What Pain Reliever Should I Take?

By | December 6, 2017

The great equalizer. The rich feel it. So do the poor, the happy, the sad, tall and short. It is therefore not surprising to note that since the dawn of time, humans have tried to find ways to reduce pain. In some respect, our ability to experience pain, and seeking ways to solve it, connects us more than anything else. But what exactly is pain and how we deal with it?

Pain is a message sent by the body to the brain, indicating the presence of disease, injury or stress. Without pain, you would be unaware of many problems – from torn ligaments to appendicitis. The pain is simply the way of Mother Nature to say that something is wrong.

Many of us kill the messenger with narcotics, antidepressants and tranquilizers that take care of symptoms, but not the cause of pain. This kind of treatment can not only mask symptoms of serious illness, but can also create a cycle of chronic pain.

Not all pain, however, a useful service. While acute pain, as described above may alert us to a serious, chronic pain may be delayed long after an ailment or injury has healed in the body. Examples of chronic pain include back pain, headaches and arthritis. In these cases, pain management, compared with a cure, may become the goal of treatment.

The psychological effects that accompany recovery from illness or injury increases chronic pain. A loss of confidence is often triggered by prolonged periods of rest and inactivity that cause a loss of physical strength, endurance and flexibility. If the injury has prevented you from doing their duties generally, you may succumb to frustration and depression. Impatience is chronic pain best friend as many individuals overexert before they have completely healed, thus triggering more pain.

Various treatments may help relieve chronic pain. Some treatments do so on a purely physical level by interfering with nerve signals to the brain or desensitizing the nerves. The following sections are meant to introduce you to some of the ways to deal with pain without relying on anti-inflammatory, narcotics, tranquilizers or antidepressants non-steroidal.
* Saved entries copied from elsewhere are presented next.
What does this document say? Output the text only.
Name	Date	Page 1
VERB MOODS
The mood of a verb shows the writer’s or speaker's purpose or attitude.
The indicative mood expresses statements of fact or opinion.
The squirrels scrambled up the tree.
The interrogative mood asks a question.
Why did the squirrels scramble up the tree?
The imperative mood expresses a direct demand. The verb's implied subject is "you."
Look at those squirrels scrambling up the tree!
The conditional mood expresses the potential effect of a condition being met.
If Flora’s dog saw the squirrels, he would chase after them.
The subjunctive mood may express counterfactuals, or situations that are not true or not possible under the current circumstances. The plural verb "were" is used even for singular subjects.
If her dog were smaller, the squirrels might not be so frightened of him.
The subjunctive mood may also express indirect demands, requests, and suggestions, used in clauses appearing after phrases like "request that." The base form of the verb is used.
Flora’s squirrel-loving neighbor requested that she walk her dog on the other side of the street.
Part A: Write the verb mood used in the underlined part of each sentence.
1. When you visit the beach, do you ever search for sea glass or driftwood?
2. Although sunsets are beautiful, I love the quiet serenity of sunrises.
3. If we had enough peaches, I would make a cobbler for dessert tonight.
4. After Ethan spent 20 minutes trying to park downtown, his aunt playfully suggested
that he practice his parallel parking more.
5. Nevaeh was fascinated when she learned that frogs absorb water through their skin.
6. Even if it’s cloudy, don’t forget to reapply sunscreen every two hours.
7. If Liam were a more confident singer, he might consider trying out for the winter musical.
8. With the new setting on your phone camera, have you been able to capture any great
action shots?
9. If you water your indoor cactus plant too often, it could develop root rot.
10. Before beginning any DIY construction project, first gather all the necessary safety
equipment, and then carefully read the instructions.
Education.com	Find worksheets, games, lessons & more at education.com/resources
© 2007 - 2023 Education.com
For many people, particularly those in the Western world, solutions for pain relief such as acupuncture and herbal medicine are novel concepts. However, the rest of the world are probably wondering what the fuss is about, because these traditional approaches to pain relief have been around for thousands of years traditional Chinese medicine, which relies on various techniques and herbs to balance body’s internal energy, is over 5,000 years.

Acupuncture: ancient Chinese practice of acupuncture is based on the belief that health is determined by the level of chi (vital life energy) that is in t he body. This energy is thought to move through the body with pathways called meridians, which connect to specific organs in the body. Insert needles of Acupuncturists in points in the body that connect to these channels with the release blocked “chi” that might be causing the pain. During acupuncture treatment, the acupuncturist inserts thin needles for anywhere from a few minutes to half an hour at specific points in the body. This practice is thought to stimulate endorphins, the body’s natural painkillers and is useful for treating a variety of disorders including backache, sinus pain, jaw pain, spinal disorders, withdrawal and mental disorders.

Herbs: another important part of traditional Chinese medicine is herbal medicine. Herbs have been used for centuries for its pain relieving qualities. Here are some herbs that are recommended for common disorders:

1. Cramps and spasms: angelica, cramp bar, kava, rosemary, valerian root.
2. Nerve Pain: capsaicin, chamomile, gotu kola, licorice, white willow.
3. Back Pain: hops, wood betony, and passionflower.
4. Migraine: feverfew, linden, skullcap.
5. Headaches: peppermint, spearmint.
6. Joint pain: ginger, sea cucumber.